Clair’s life in Iran — and her love for part-time dancer and architecture student Arash — forms the focus of this entertaining autobiography (Romance and Revolution: A Leap of Faith at the Iranian National Ballet, Mantua Books, £12.99).
Brought up in South Africa, Clair’s early, privileged life under apartheid takes place in a world of servants and prosperity, along with an introduction to ballet through her dance-teacher mother.
When political uncertainties in the country prompt the family’s move to England, Clair wins a coveted scholarship to the Royal Ballet School. But years under her mother’s expansive Russian-styled tutelage leaves her ill-prepared for the Royal Ballet’s more restrained style and, when the longed-for contract with the company is not forthcoming, she rashly accepts a place with the Iranian troupe instead.

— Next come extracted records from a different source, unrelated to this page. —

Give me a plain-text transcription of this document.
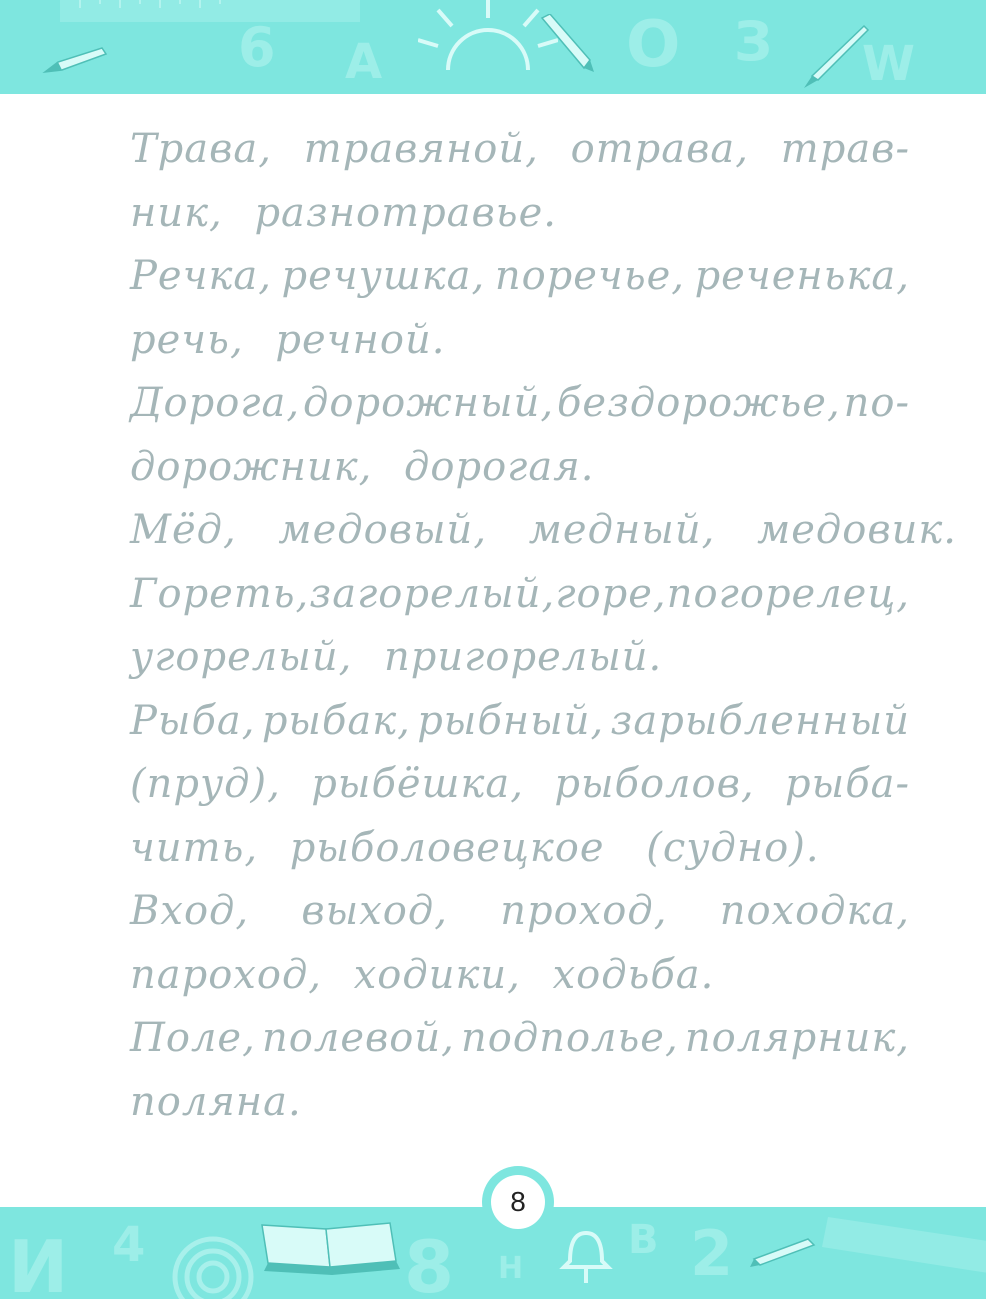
6 А	О З W
Трава, травяной, отрава, трав-
ник, разнотравье.
Речка, речушка, поречье, реченька,
речь, речной.
Дорога, дорожный, бездорожье, по-
дорожник, дорогая.
Мёд, медовый, медный, медовик.
Гореть, загорелый, горе, погорелец,
угорелый, пригорелый.
Рыба, рыбак, рыбный, зарыбленный
(пруд), рыбёшка, рыболов, рыба-
чить, рыболовецкое (судно).
Вход, выход, проход, походка,
пароход, ходики, ходьба.
Поле, полевой, подполье, полярник,
поляна.
И 4	8 Н
В 2
8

Conditions in Tehran turn out to be good — the Shah and his wife have lavished funds on the ballet — and a brief bout of homesickness is rapidly forgotten when Clair falls for the charming Arash.
A quick marriage, in the presence of her disapproving parents, doesn’t bring the happiness her romantic courtship had promised. Instead, Clair has to hide her Jewish roots and put up with Arash’s growing selfish and erratic behaviour.
So this is either a wonderful story of the enduring power of love, or a fine example of how blind (stupid?) women can be when Cupid shoots that arrow. Either way, it had me screaming at the book in frustration at the extent of Clair’s seemingly unending tolerance. A good kick with a pair of very hard pointe shoes is clearly what was needed to sort that man out.